Zannediyorsunuz ki bu Kuran-ı Kerim’in hükmüdür. İslam, bugüne kadar yaşadıysa bu ümmi hocaların yüzünden yaşadı. Niye? Çünkü diyor ki;
“Ve minhumummiyyûne lâ yağlemûnelkitâbe illâ emâniyye” “bunlar kitabı bilmezler bir takım kuruntularını İslam zannederler” yürür giderler, yani kötü bir niyetleri yoktur. Ben kendime bakıyorum, yıllarca fetva verdik te Kuran’a yüzde yüz uyarak verdiğimizi düşünerek verdik. Onun için Kuran-ı Kerim’e yüzde yüz uyduğuna inandığımızı düşünerek bir de Kuran ayetlerine baktık ki…Cenab-ı Hakka sonsuz şükürler ediyorum, bu ilmi toplantıları çok fazla yaptık 1980’den itibaren, bu ilmi toplantılara bir takım ateistler de geldi, ateistlerin faydası şu; Allah’a inanmadıkları için değil, kendisine takdim edilen din, kendi doğal yapısına, fıtratına uymadığı için karşı çıkıyor, karşı çıkınca da haklı bir takım gerekçeler bulabiliyor. Sizde ona cevap verebilmek için harekete geçiyorsunuz “vay kafir” diyorsunuz.

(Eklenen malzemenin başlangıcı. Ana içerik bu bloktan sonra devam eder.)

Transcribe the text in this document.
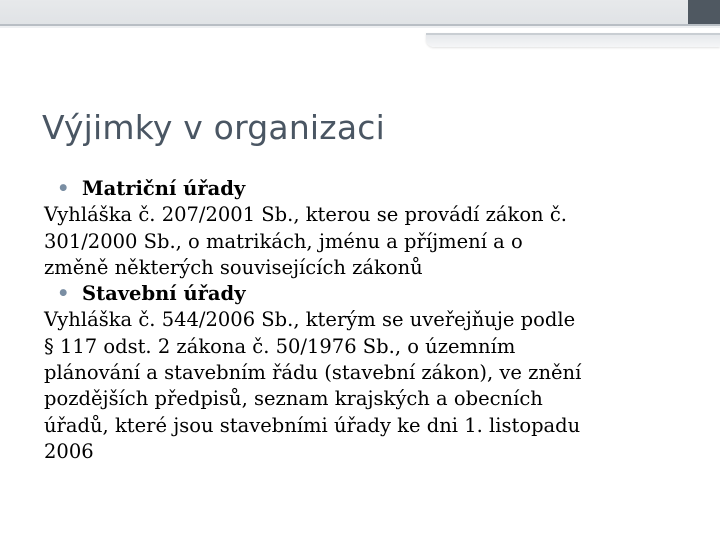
Výjimky v organizaci
• Matriční úřady

Vyhláška č. 207/2001 Sb., kterou se provádí zákon č.
301/2000 Sb., o matrikách, jménu a příjmení a o
změně některých souvisejících zákonů

• Stavební úřady

Vyhláška č. 544/2006 Sb., kterým se uveřejňuje podle
§ 117 odst. 2 zákona č. 50/1976 Sb., o územním
plánování a stavebním řádu (stavební zákon), ve znění
pozdějších předpisů, seznam krajských a obecních
úřadů, které jsou stavebními úřady ke dni 1. listopadu
2006
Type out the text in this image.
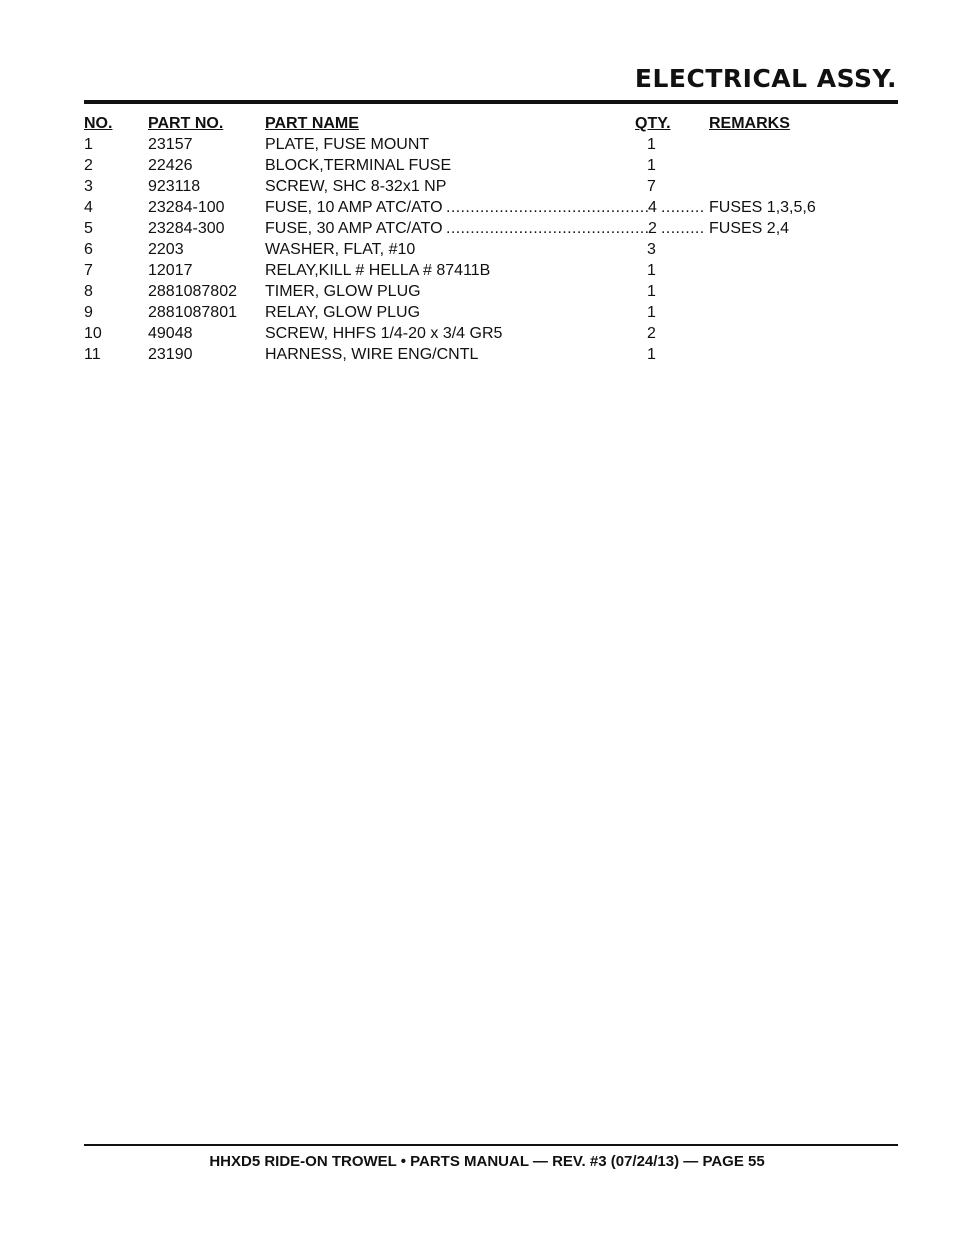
ELECTRICAL ASSY.
NO. PART NO.	PART NAME	QTY. REMARKS
1	23157	PLATE, FUSE MOUNT	1
2	22426	BLOCK,TERMINAL FUSE	1
3	923118	SCREW, SHC 8-32x1 NP	7
4	23284-100	FUSE, 10 AMP ATC/ATO	4	FUSES 1,3,5,6
.....
.....
5	23284-300	FUSE, 30 AMP ATC/ATO	2	FUSES 2,4
.....
.....
6	2203	WASHER, FLAT, #10	3
7	12017	RELAY,KILL # HELLA # 87411B	1
8	2881087802 TIMER, GLOW PLUG	1
9	2881087801 RELAY, GLOW PLUG	1
10	49048	SCREW, HHFS 1/4-20 x 3/4 GR5	2
11	23190	HARNESS, WIRE ENG/CNTL	1
HHXD5 RIDE-ON TROWEL • PARTS MANUAL — REV. #3 (07/24/13) — PAGE 55
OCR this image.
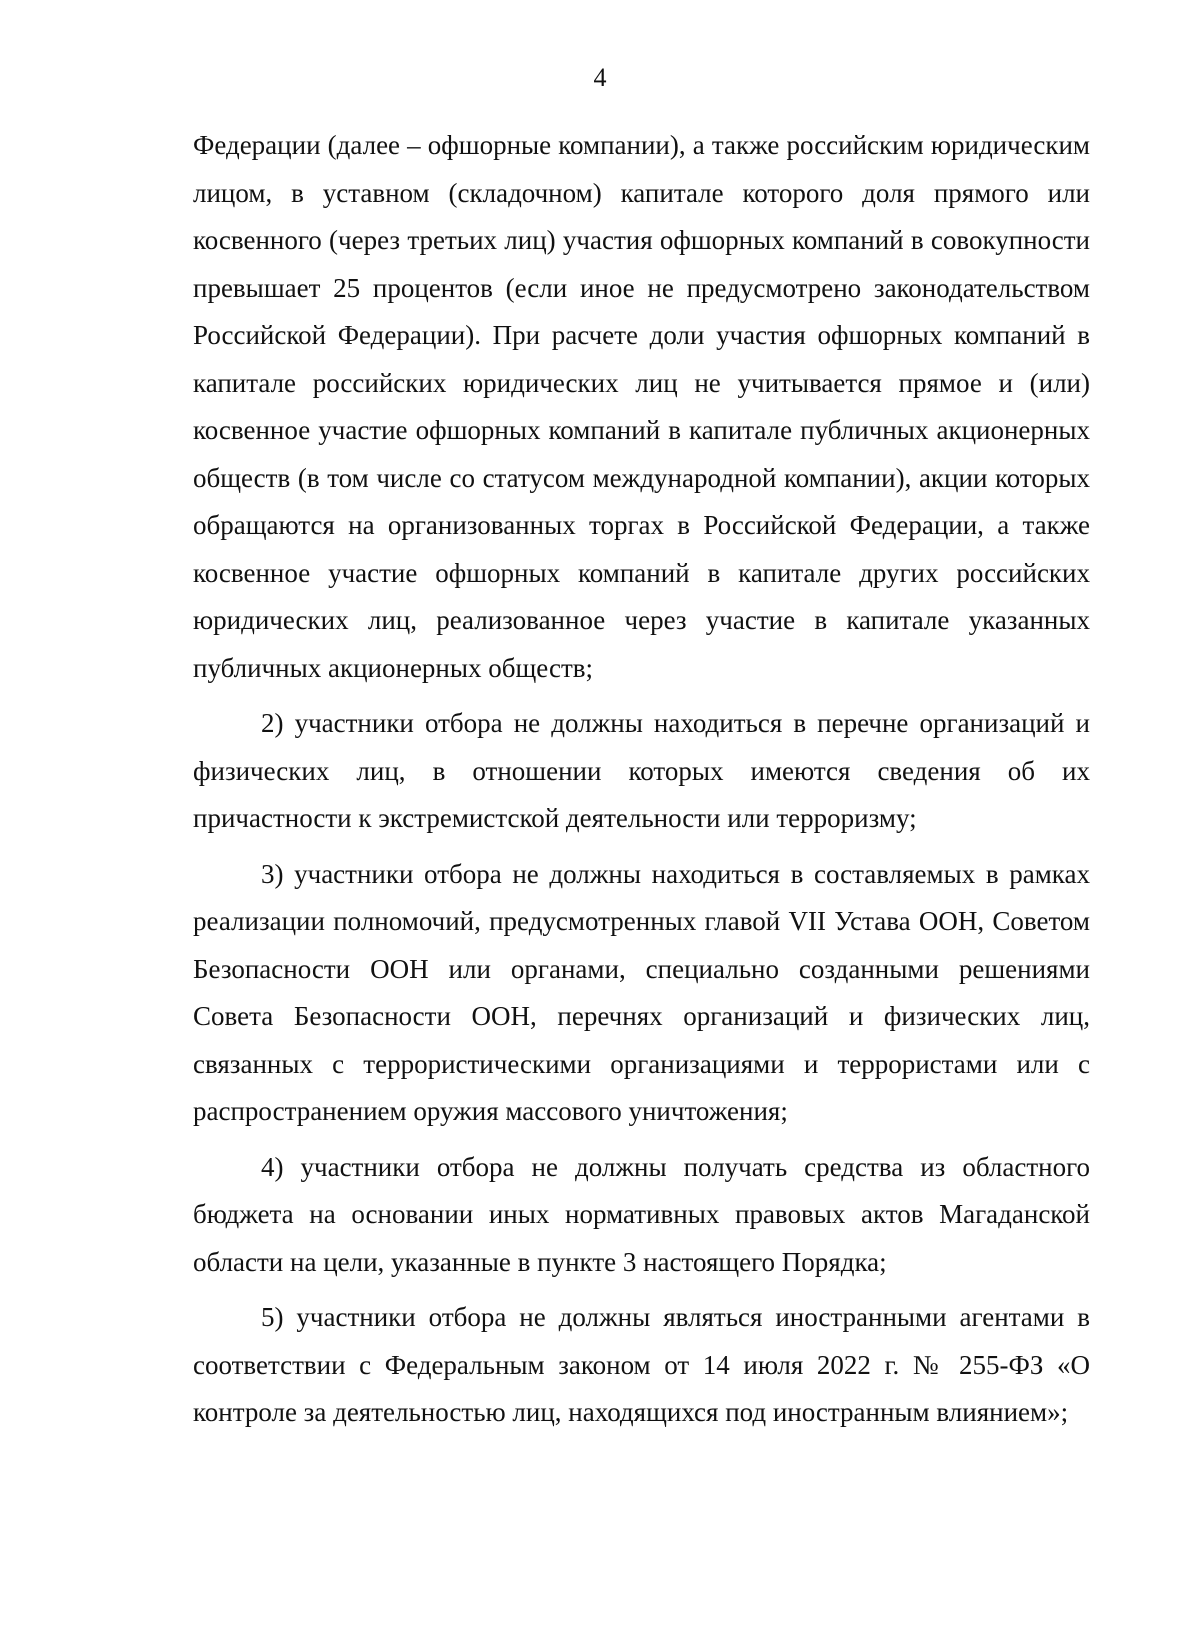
4

Федерации (далее – офшорные компании), а также российским юридическим лицом, в уставном (складочном) капитале которого доля прямого или косвенного (через третьих лиц) участия офшорных компаний в совокупности превышает 25 процентов (если иное не предусмотрено законодательством Российской Федерации). При расчете доли участия офшорных компаний в капитале российских юридических лиц не учитывается прямое и (или) косвенное участие офшорных компаний в капитале публичных акционерных обществ (в том числе со статусом международной компании), акции которых обращаются на организованных торгах в Российской Федерации, а также косвенное участие офшорных компаний в капитале других российских юридических лиц, реализованное через участие в капитале указанных публичных акционерных обществ;

2) участники отбора не должны находиться в перечне организаций и физических лиц, в отношении которых имеются сведения об их причастности к экстремистской деятельности или терроризму;

3) участники отбора не должны находиться в составляемых в рамках реализации полномочий, предусмотренных главой VII Устава ООН, Советом Безопасности ООН или органами, специально созданными решениями Совета Безопасности ООН, перечнях организаций и физических лиц, связанных с террористическими организациями и террористами или с распространением оружия массового уничтожения;

4) участники отбора не должны получать средства из областного бюджета на основании иных нормативных правовых актов Магаданской области на цели, указанные в пункте 3 настоящего Порядка;

5) участники отбора не должны являться иностранными агентами в соответствии с Федеральным законом от 14 июля 2022 г. № 255-ФЗ «О контроле за деятельностью лиц, находящихся под иностранным влиянием»;
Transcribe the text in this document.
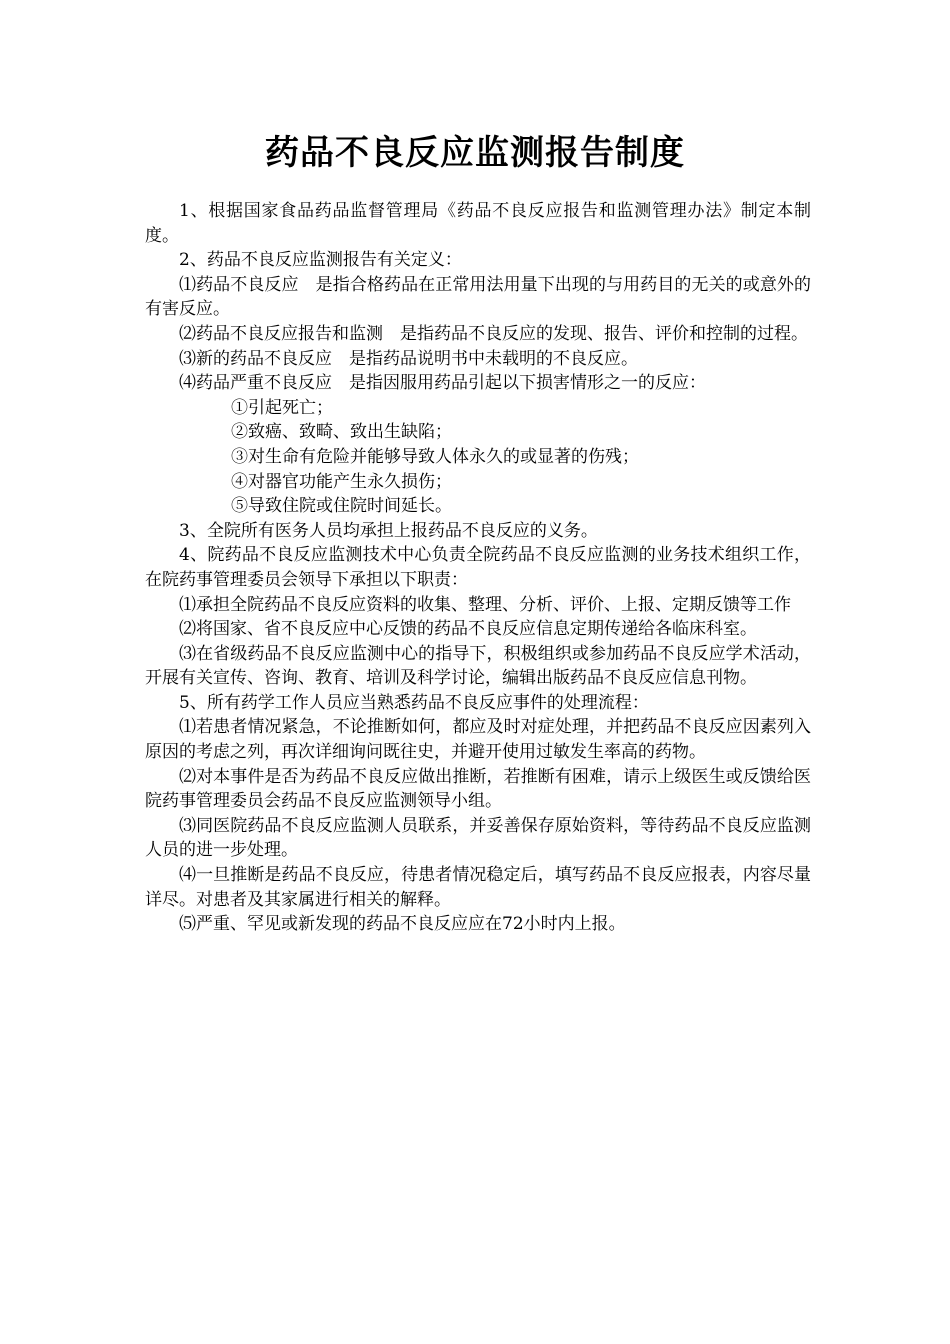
药品不良反应监测报告制度

1、根据国家食品药品监督管理局《药品不良反应报告和监测管理办法》制定本制度。

2、药品不良反应监测报告有关定义：

⑴药品不良反应　是指合格药品在正常用法用量下出现的与用药目的无关的或意外的有害反应。

⑵药品不良反应报告和监测　是指药品不良反应的发现、报告、评价和控制的过程。

⑶新的药品不良反应　是指药品说明书中未载明的不良反应。

⑷药品严重不良反应　是指因服用药品引起以下损害情形之一的反应：

①引起死亡；

②致癌、致畸、致出生缺陷；

③对生命有危险并能够导致人体永久的或显著的伤残；

④对器官功能产生永久损伤；

⑤导致住院或住院时间延长。

3、全院所有医务人员均承担上报药品不良反应的义务。

4、院药品不良反应监测技术中心负责全院药品不良反应监测的业务技术组织工作，在院药事管理委员会领导下承担以下职责：

⑴承担全院药品不良反应资料的收集、整理、分析、评价、上报、定期反馈等工作

⑵将国家、省不良反应中心反馈的药品不良反应信息定期传递给各临床科室。

⑶在省级药品不良反应监测中心的指导下，积极组织或参加药品不良反应学术活动，开展有关宣传、咨询、教育、培训及科学讨论，编辑出版药品不良反应信息刊物。

5、所有药学工作人员应当熟悉药品不良反应事件的处理流程：

⑴若患者情况紧急，不论推断如何，都应及时对症处理，并把药品不良反应因素列入原因的考虑之列，再次详细询问既往史，并避开使用过敏发生率高的药物。

⑵对本事件是否为药品不良反应做出推断，若推断有困难，请示上级医生或反馈给医院药事管理委员会药品不良反应监测领导小组。

⑶同医院药品不良反应监测人员联系，并妥善保存原始资料，等待药品不良反应监测人员的进一步处理。

⑷一旦推断是药品不良反应，待患者情况稳定后，填写药品不良反应报表，内容尽量详尽。对患者及其家属进行相关的解释。

⑸严重、罕见或新发现的药品不良反应应在72小时内上报。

Bir tane hoca anlatıyor, bana diyor ki; “bir tane genç var, gençler geliyor bir takım sorular soruyor, zındıksınız diyor. Baktım zındıkların sayısı arttı, bunlara tatminkar cevap vermem lazım, Kuran-ı Kerim’e bir baktım ki ben zındık çıktım” diyor.
Bir de İranlı birisi anlattı bana aynı şeyi. Adamın adını da söyledi de, onların Ayetullahları var biliyorsunuz, Ayetullah falan diye anlattı ama ismini hatırlayamadım şu anda. Bir genç geliyor ona soru soruyor, kovuyor, kovuyor. Gençler diyor ki; “Tamam da bana bir cevap ver.” Diyor ki; “zındık, zındık” demiş. Bir de bakmış ki Kuran-ı Kerime “bu haklı çıktı” demiş.
Dolayısıyla böyle bir sorgulama Türkiye’de hemen her seviyede başladı, bunu şunun için giriş olarak anlattım; şimdiye kadar ümmiler vardı, maalesef medreseler ümmi yetiştiriyor. Bugün de öyle, dün de öyleydi. Maalesef İlahiyat Fakülteleri ümmi yetiştiriyor, diplomalı cahil de diyebiliriz bunlara, niye öyle? İşte bu ayetten dolayı diyor ki Allah;
““Ve minhumummiyyûne lâ yağlemûnelkitâbe” “kimisi ümmidir kitabı bilmezler” yani “yaptıkları iş Kuran’ın hangi ayetine uyuyor” diye sorduğunuz zaman verilecek cevap yoktur.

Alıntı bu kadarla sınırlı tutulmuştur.